I have been trying to do some analysis on the Year
column in the csv file, Since it's in object data type, I am trying to convert to float to carry forward my analyses.
Code##...
import pandas as pd
data=pd.read_csv(r"data1.csv",sep=None,engine='python')
Year Length Title Subject Actor Actress Director
1 1990 111 Tie Me Up! Tie Me Down! Comedy Banderas, Antonio Abril,
2 1991 113 High Heels Comedy Bosé, Miguel Abril, Victoria Almodóvar,
data.dtypes
Year object
Length object
Title object
Subject object
Actor object
Actress object
Then I use the below code to convert the "Year" column to float datatype.Though it's converted successful when calling the column "Year" alone, buy the result is reflected when I run the code" data.dtypes" again to check the datatypes of the column.
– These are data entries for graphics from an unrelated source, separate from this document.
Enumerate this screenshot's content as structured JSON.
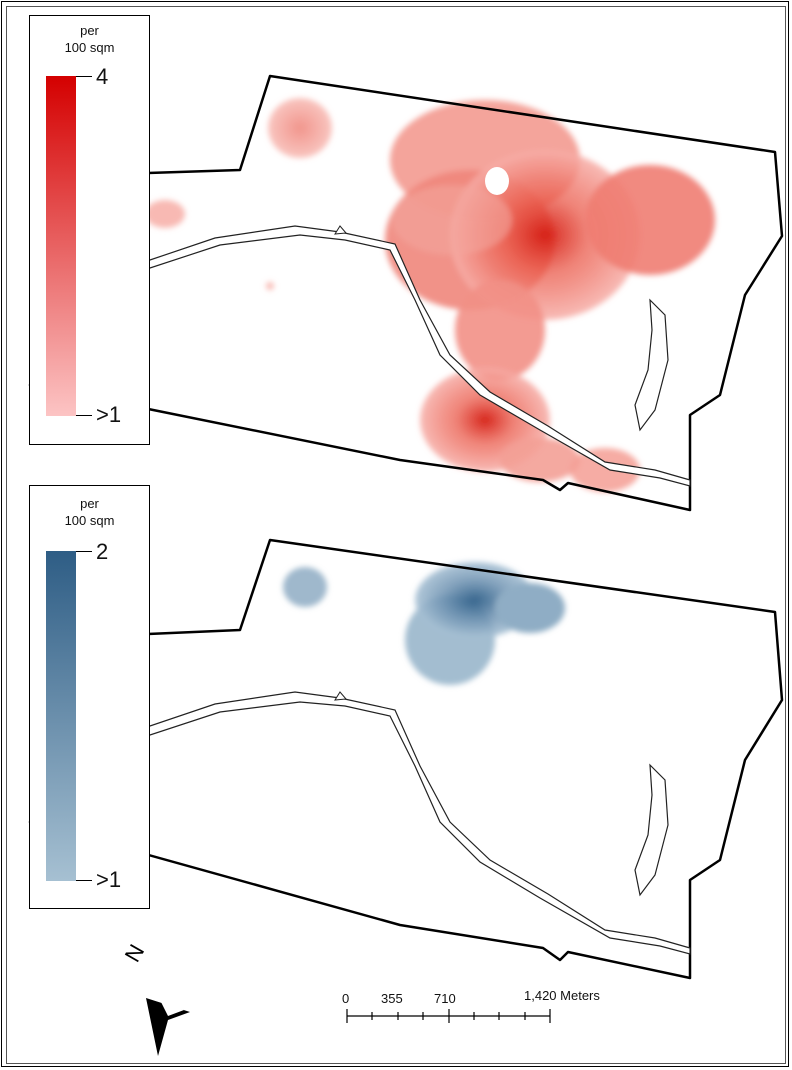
{
  "legends": [
    {
      "unit_line1": "per",
      "unit_line2": "100 sqm",
      "max_label": "4",
      "min_label": ">1",
      "color_high": "#d40000",
      "color_low": "#fcc4c4"
    },
    {
      "unit_line1": "per",
      "unit_line2": "100 sqm",
      "max_label": "2",
      "min_label": ">1",
      "color_high": "#2e5d85",
      "color_low": "#a6c0d2"
    }
  ],
  "scale_bar": {
    "labels": [
      "0",
      "355",
      "710",
      "1,420 Meters"
    ]
  },
  "north_arrow": {
    "label": "N",
    "icon": "north-arrow-icon"
  },
  "colors": {
    "boundary": "#000000",
    "river": "#333333",
    "heat_red": "#e8321e",
    "heat_blue": "#3a6c95"
  }
}
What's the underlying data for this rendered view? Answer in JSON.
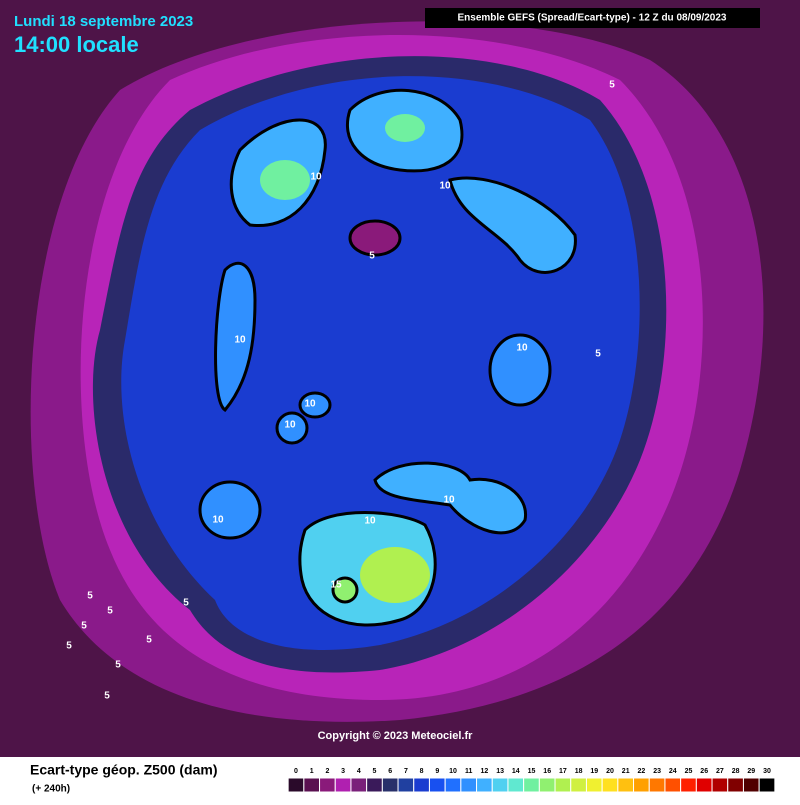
{
  "header": {
    "date": "Lundi 18 septembre 2023",
    "time": "14:00 locale",
    "model": "Ensemble GEFS  (Spread/Ecart-type) - 12 Z du 08/09/2023"
  },
  "map": {
    "contour_labels": [
      5,
      10,
      10,
      5,
      10,
      10,
      5,
      10,
      10,
      10,
      10,
      10,
      15,
      5,
      5,
      5,
      5,
      5,
      5,
      5,
      5
    ]
  },
  "copyright": "Copyright © 2023 Meteociel.fr",
  "legend": {
    "title": "Ecart-type géop. Z500 (dam)",
    "subtitle": "(+ 240h)",
    "ticks": [
      0,
      1,
      2,
      3,
      4,
      5,
      6,
      7,
      8,
      9,
      10,
      11,
      12,
      13,
      14,
      15,
      16,
      17,
      18,
      19,
      20,
      21,
      22,
      23,
      24,
      25,
      26,
      27,
      28,
      29,
      30
    ],
    "colors": [
      "#2a0a2a",
      "#5a1050",
      "#8a1a7a",
      "#b020b0",
      "#7a207a",
      "#3a1a5a",
      "#28306a",
      "#2040a0",
      "#1a3cd0",
      "#1850f0",
      "#2070ff",
      "#3090ff",
      "#40b0ff",
      "#50d0f0",
      "#60e8d0",
      "#70f0a0",
      "#90f070",
      "#b0f050",
      "#d0f040",
      "#f0f030",
      "#ffe020",
      "#ffc010",
      "#ffa000",
      "#ff7800",
      "#ff5000",
      "#ff2000",
      "#e00000",
      "#b00000",
      "#800000",
      "#500000",
      "#000000"
    ]
  }
}
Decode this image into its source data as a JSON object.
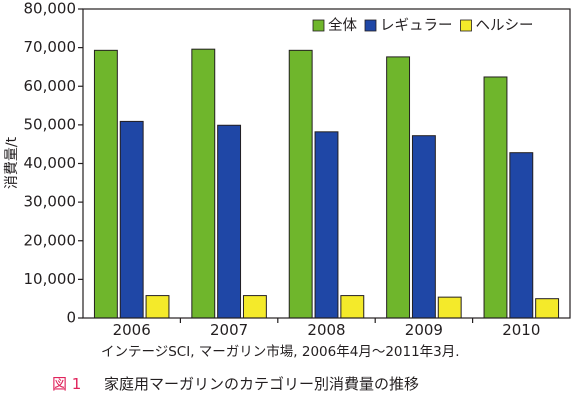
{
  "chart_data": {
    "type": "bar",
    "categories": [
      "2006",
      "2007",
      "2008",
      "2009",
      "2010"
    ],
    "series": [
      {
        "name": "全体",
        "color": "#6fb62c",
        "values": [
          69300,
          69600,
          69300,
          67600,
          62400
        ]
      },
      {
        "name": "レギュラー",
        "color": "#1f47a6",
        "values": [
          50900,
          49900,
          48200,
          47200,
          42800
        ]
      },
      {
        "name": "ヘルシー",
        "color": "#f4ea2a",
        "values": [
          5800,
          5800,
          5800,
          5400,
          5000
        ]
      }
    ],
    "ylabel": "消費量/t",
    "ylim": [
      0,
      80000
    ],
    "yticks": [
      "0",
      "10,000",
      "20,000",
      "30,000",
      "40,000",
      "50,000",
      "60,000",
      "70,000",
      "80,000"
    ],
    "grid": false,
    "legend_position": "top-right"
  },
  "source_note": "インテージSCI, マーガリン市場, 2006年4月〜2011年3月.",
  "figure": {
    "number": "図 1",
    "caption": "家庭用マーガリンのカテゴリー別消費量の推移",
    "number_color": "#e0245c"
  }
}
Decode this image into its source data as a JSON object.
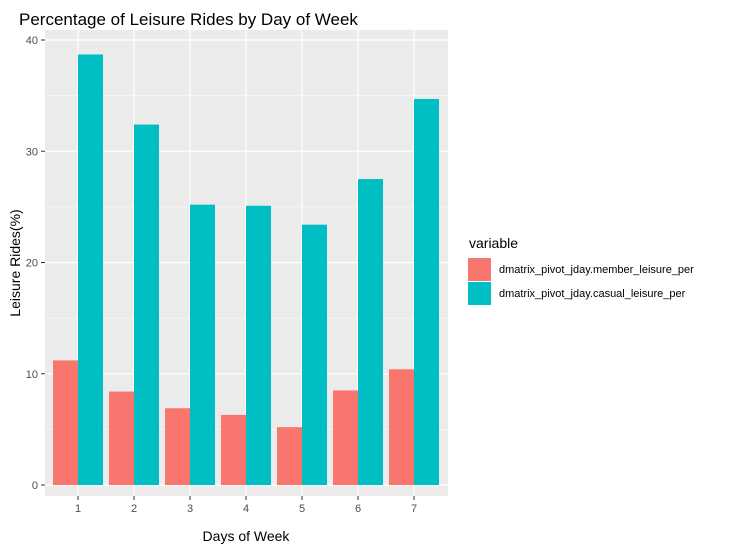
{
  "chart_data": {
    "type": "bar",
    "title": "Percentage of Leisure Rides by Day of Week",
    "xlabel": "Days of Week",
    "ylabel": "Leisure Rides(%)",
    "categories": [
      "1",
      "2",
      "3",
      "4",
      "5",
      "6",
      "7"
    ],
    "ylim": [
      0,
      41
    ],
    "yticks": [
      0,
      10,
      20,
      30,
      40
    ],
    "grid": true,
    "legend_title": "variable",
    "legend_position": "right",
    "series": [
      {
        "name": "dmatrix_pivot_jday.member_leisure_per",
        "color": "#f8766d",
        "values": [
          11.2,
          8.4,
          6.9,
          6.3,
          5.2,
          8.5,
          10.4
        ]
      },
      {
        "name": "dmatrix_pivot_jday.casual_leisure_per",
        "color": "#00bfc4",
        "values": [
          38.7,
          32.4,
          25.2,
          25.1,
          23.4,
          27.5,
          34.7
        ]
      }
    ],
    "panel_bg": "#ebebeb",
    "grid_color": "#ffffff"
  }
}
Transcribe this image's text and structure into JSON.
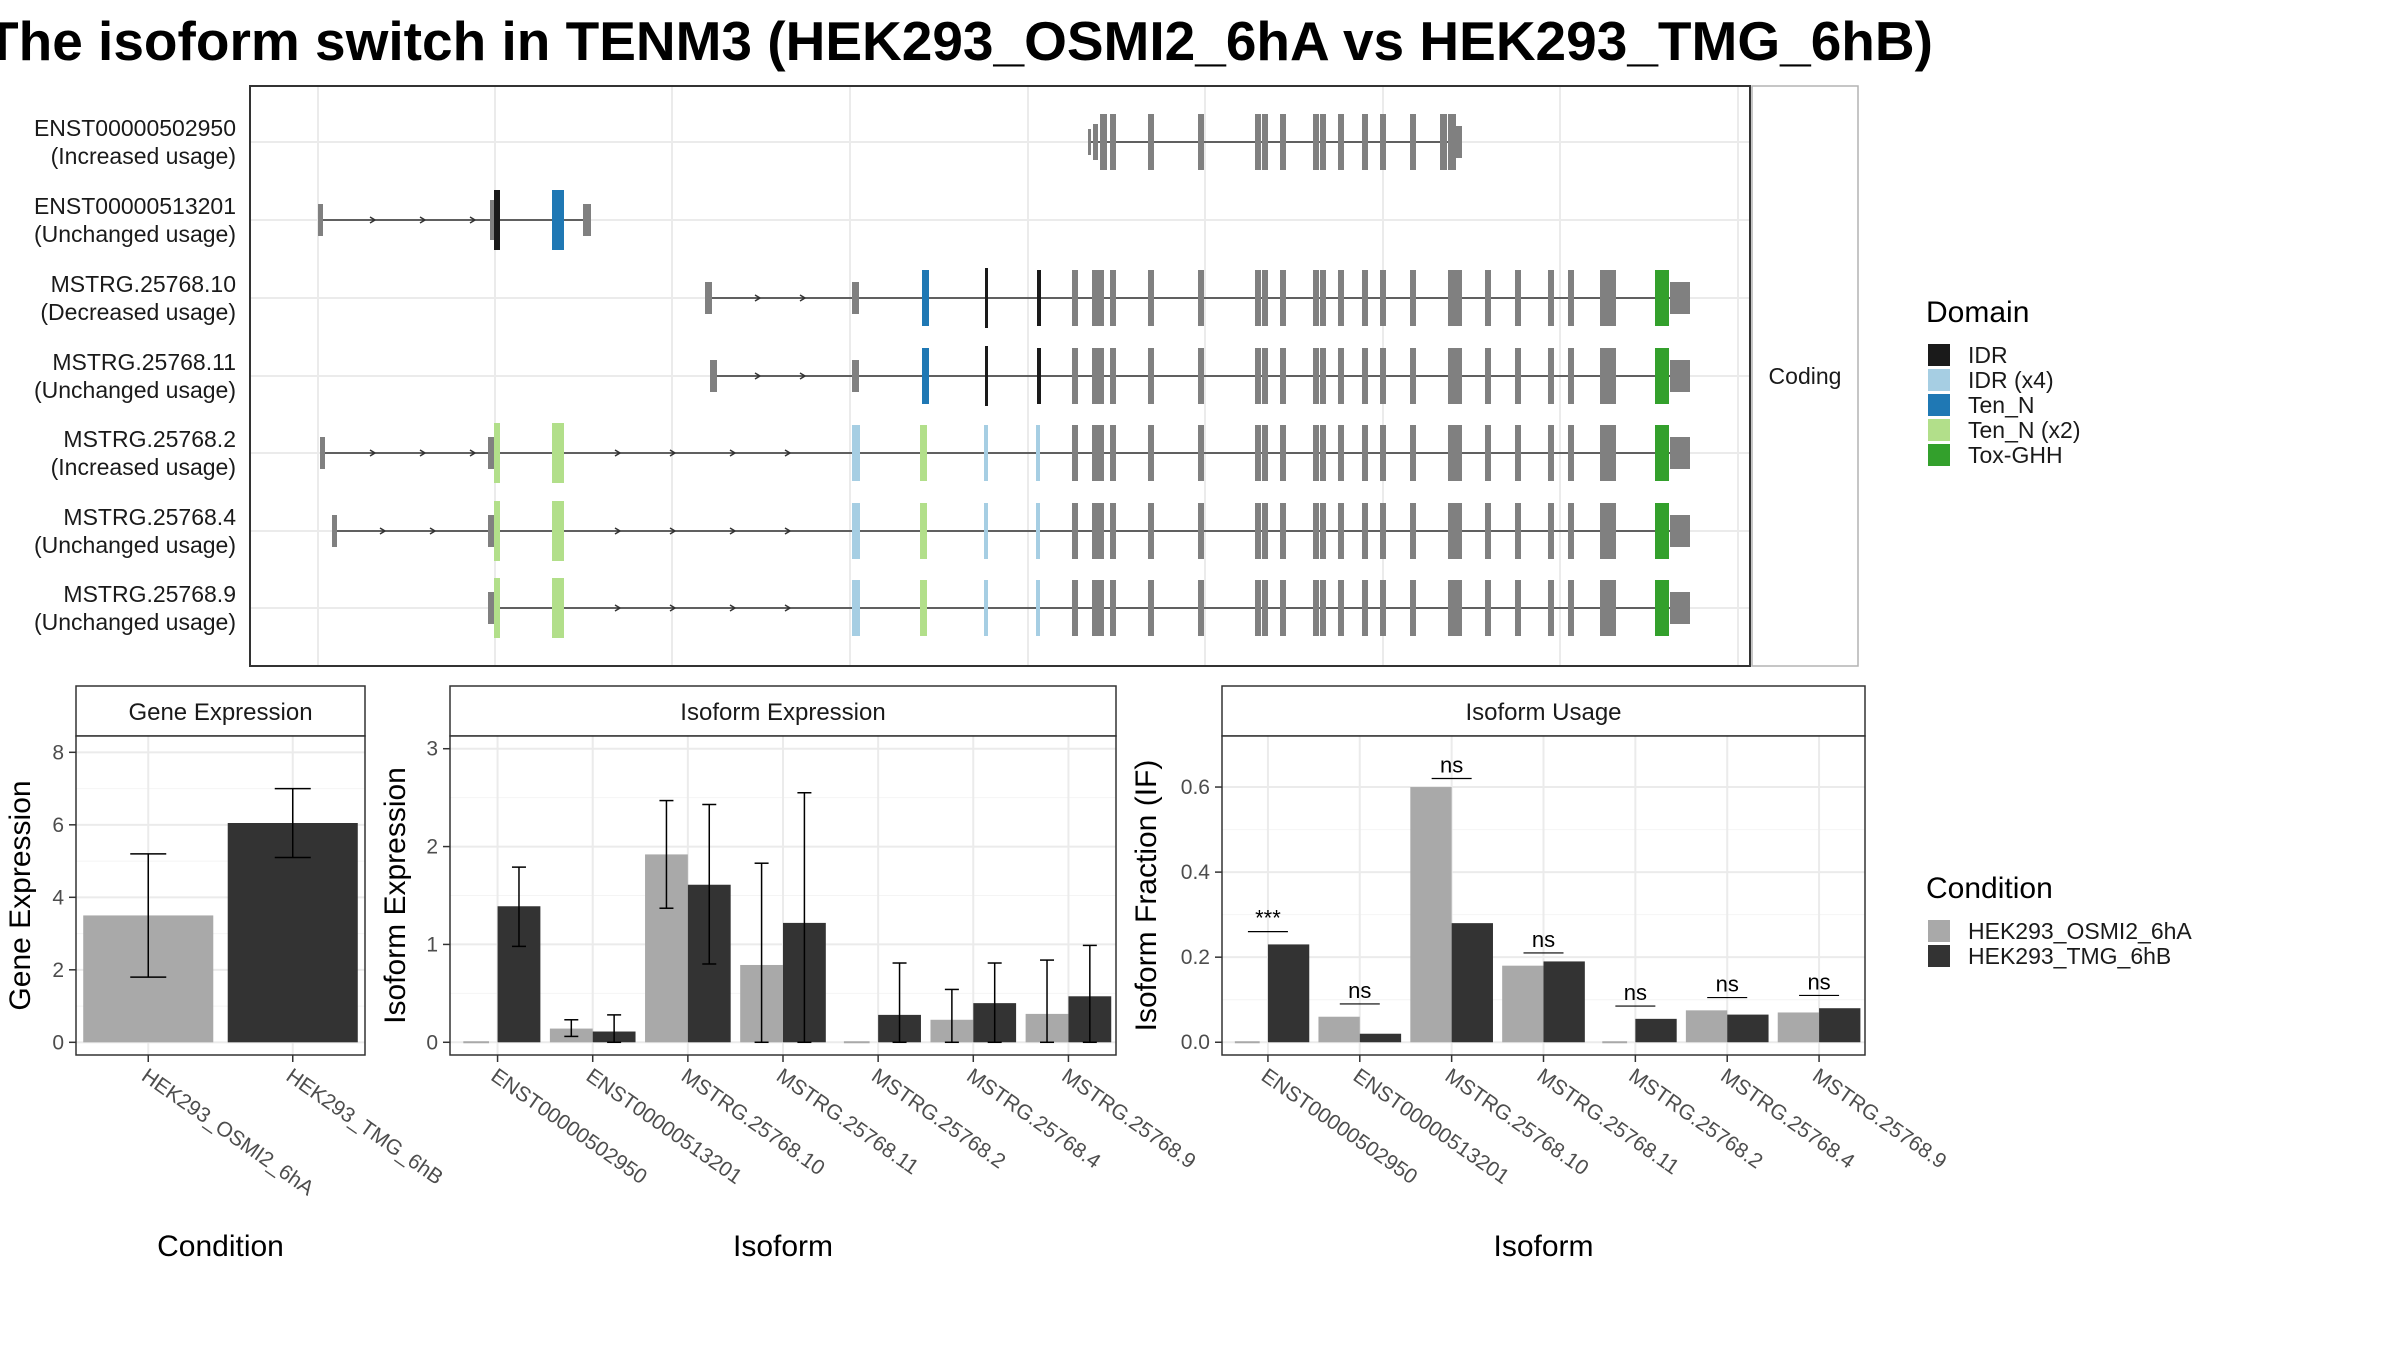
{
  "title": "The isoform switch in TENM3 (HEK293_OSMI2_6hA vs HEK293_TMG_6hB)",
  "colors": {
    "cond1": "#a9a9a9",
    "cond2": "#333333",
    "exon": "#808080",
    "grid": "#ebebeb",
    "IDR": "#1a1a1a",
    "IDR_x4": "#a6cee3",
    "Ten_N": "#1f78b4",
    "Ten_N_x2": "#b2df8a",
    "Tox_GHH": "#33a02c"
  },
  "structure": {
    "facet_label": "Coding",
    "isoforms": [
      {
        "id": "ENST00000502950",
        "usage": "(Increased usage)"
      },
      {
        "id": "ENST00000513201",
        "usage": "(Unchanged usage)"
      },
      {
        "id": "MSTRG.25768.10",
        "usage": "(Decreased usage)"
      },
      {
        "id": "MSTRG.25768.11",
        "usage": "(Unchanged usage)"
      },
      {
        "id": "MSTRG.25768.2",
        "usage": "(Increased usage)"
      },
      {
        "id": "MSTRG.25768.4",
        "usage": "(Unchanged usage)"
      },
      {
        "id": "MSTRG.25768.9",
        "usage": "(Unchanged usage)"
      }
    ]
  },
  "legend_domain": {
    "title": "Domain",
    "items": [
      {
        "label": "IDR",
        "color": "#1a1a1a"
      },
      {
        "label": "IDR (x4)",
        "color": "#a6cee3"
      },
      {
        "label": "Ten_N",
        "color": "#1f78b4"
      },
      {
        "label": "Ten_N (x2)",
        "color": "#b2df8a"
      },
      {
        "label": "Tox-GHH",
        "color": "#33a02c"
      }
    ]
  },
  "legend_condition": {
    "title": "Condition",
    "items": [
      {
        "label": "HEK293_OSMI2_6hA",
        "color": "#a9a9a9"
      },
      {
        "label": "HEK293_TMG_6hB",
        "color": "#333333"
      }
    ]
  },
  "chart_data": [
    {
      "type": "bar",
      "title": "Gene Expression",
      "xlabel": "Condition",
      "ylabel": "Gene Expression",
      "categories": [
        "HEK293_OSMI2_6hA",
        "HEK293_TMG_6hB"
      ],
      "values": [
        3.5,
        6.05
      ],
      "err_low": [
        1.8,
        5.1
      ],
      "err_high": [
        5.2,
        7.0
      ],
      "ylim": [
        -0.35,
        8.45
      ],
      "yticks": [
        0,
        2,
        4,
        6,
        8
      ]
    },
    {
      "type": "bar",
      "title": "Isoform Expression",
      "xlabel": "Isoform",
      "ylabel": "Isoform Expression",
      "categories": [
        "ENST00000502950",
        "ENST00000513201",
        "MSTRG.25768.10",
        "MSTRG.25768.11",
        "MSTRG.25768.2",
        "MSTRG.25768.4",
        "MSTRG.25768.9"
      ],
      "series": [
        {
          "name": "HEK293_OSMI2_6hA",
          "values": [
            0.0,
            0.14,
            1.92,
            0.79,
            0.0,
            0.23,
            0.29
          ],
          "err_low": [
            0.0,
            0.06,
            1.37,
            0.0,
            0.0,
            0.0,
            0.0
          ],
          "err_high": [
            0.0,
            0.23,
            2.47,
            1.83,
            0.0,
            0.54,
            0.84
          ]
        },
        {
          "name": "HEK293_TMG_6hB",
          "values": [
            1.39,
            0.11,
            1.61,
            1.22,
            0.28,
            0.4,
            0.47
          ],
          "err_low": [
            0.98,
            0.0,
            0.8,
            0.0,
            0.0,
            0.0,
            0.0
          ],
          "err_high": [
            1.79,
            0.28,
            2.43,
            2.55,
            0.81,
            0.81,
            0.99
          ]
        }
      ],
      "ylim": [
        -0.13,
        3.13
      ],
      "yticks": [
        0,
        1,
        2,
        3
      ]
    },
    {
      "type": "bar",
      "title": "Isoform Usage",
      "xlabel": "Isoform",
      "ylabel": "Isoform Fraction (IF)",
      "categories": [
        "ENST00000502950",
        "ENST00000513201",
        "MSTRG.25768.10",
        "MSTRG.25768.11",
        "MSTRG.25768.2",
        "MSTRG.25768.4",
        "MSTRG.25768.9"
      ],
      "series": [
        {
          "name": "HEK293_OSMI2_6hA",
          "values": [
            0.0,
            0.06,
            0.6,
            0.18,
            0.0,
            0.075,
            0.07
          ]
        },
        {
          "name": "HEK293_TMG_6hB",
          "values": [
            0.23,
            0.02,
            0.28,
            0.19,
            0.055,
            0.065,
            0.08
          ]
        }
      ],
      "significance": [
        "***",
        "ns",
        "ns",
        "ns",
        "ns",
        "ns",
        "ns"
      ],
      "sig_level": [
        0.26,
        0.09,
        0.62,
        0.21,
        0.085,
        0.105,
        0.11
      ],
      "ylim": [
        -0.03,
        0.72
      ],
      "yticks": [
        0.0,
        0.2,
        0.4,
        0.6
      ],
      "ytick_labels": [
        "0.0",
        "0.2",
        "0.4",
        "0.6"
      ]
    }
  ]
}
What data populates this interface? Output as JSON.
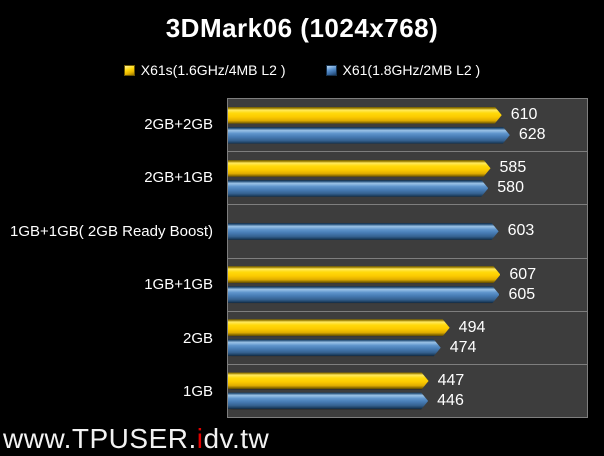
{
  "title": "3DMark06 (1024x768)",
  "watermark": {
    "prefix": "www.TPUSER.",
    "highlight": "i",
    "suffix": "dv.tw"
  },
  "colors": {
    "background": "#000000",
    "plot_background": "#3D3D3D",
    "grid_line": "#7E7E7E",
    "series_yellow": "#FFD90A",
    "series_blue": "#4F87C2",
    "text": "#FFFFFF",
    "watermark_text": "#F2F2F2",
    "watermark_accent": "#E00000"
  },
  "chart_data": {
    "type": "bar",
    "orientation": "horizontal",
    "title": "3DMark06 (1024x768)",
    "categories": [
      "2GB+2GB",
      "2GB+1GB",
      "1GB+1GB( 2GB Ready Boost)",
      "1GB+1GB",
      "2GB",
      "1GB"
    ],
    "series": [
      {
        "name": "X61s(1.6GHz/4MB L2 )",
        "key": "x61s",
        "color_key": "yellow",
        "color": "#FFD90A",
        "values": [
          610,
          585,
          null,
          607,
          494,
          447
        ]
      },
      {
        "name": "X61(1.8GHz/2MB L2 )",
        "key": "x61",
        "color_key": "blue",
        "color": "#4F87C2",
        "values": [
          628,
          580,
          603,
          605,
          474,
          446
        ]
      }
    ],
    "xlim": [
      0,
      800
    ],
    "grid": false,
    "value_labels": true,
    "legend_position": "top"
  }
}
pd.to_numeric(data["Year"],errors='coerce')
1654 1990.0
1655 1932.0
1656 1989.0
1657 1988.0
1658 1977.0
1659 1991.0
Name: Year, dtype: float64
data.dtypes
Year object
Length object
Title object
Subject object
Actor object
Actress object
The conversion happened only for the column at that moment and not reflected and saved in the table
How to convert the column's data type object to float and save it in the table as it can be used for further analyses.